Hi again! Today I want to bring to your attention an upcoming series of posts on troubleshooting hangs and this post as a primer for understanding hangs and how we scope these scenarios.
Scoping is a practice we use in troubleshooting that helps us to quickly narrow down the domain or scope of a problem from the entire operating system or enterprise to a specific computer and component. This allows the elimination of millions of other possible problems or interactions.

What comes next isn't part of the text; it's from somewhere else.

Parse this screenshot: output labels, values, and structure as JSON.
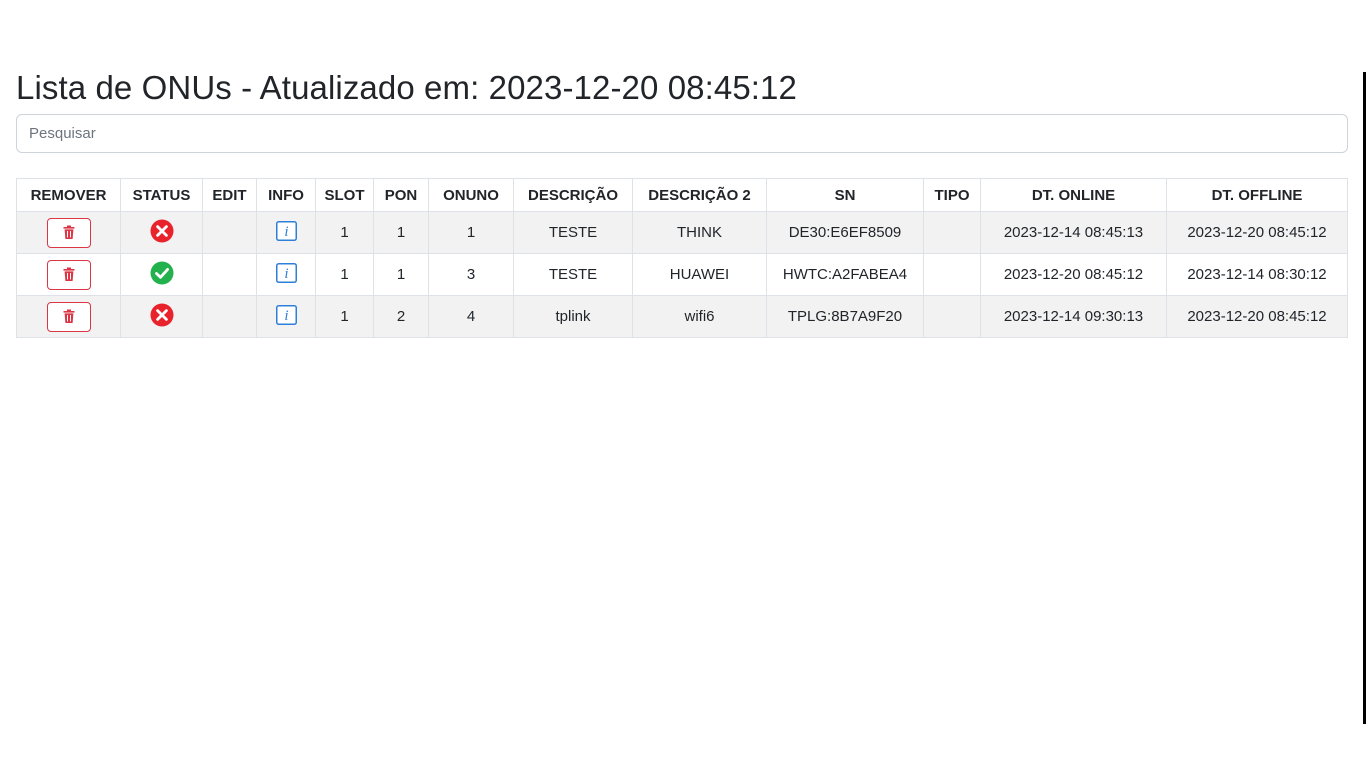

Hangs are a common and can be a sometimes lengthy support request because of the mere nature of the problem, and just describing it can be difficult. “Okay, what do you mean, it’s hung?” By nature I mean that some internal architecture knowledge is necessary to discover what component of the application or OS is not doing what is should and thus leaving us with either an unresponsive user interface or service or both. So how do we isolate what is going on here?
We will cover the main buckets or symptoms and I will list these in increasing depth or dependency into the OS below, in other words, moving from the Application Layer down into the OS. But let’s scope first…the most important step!
Scoping the Hang
We can determine which bucket or symptom we are running into by testing increasing layers of the operating system (OSI stack). Meaning, what layer of the system is working and which ones are not. The heart of this is to determine “What IS working properly and what IS NOT?”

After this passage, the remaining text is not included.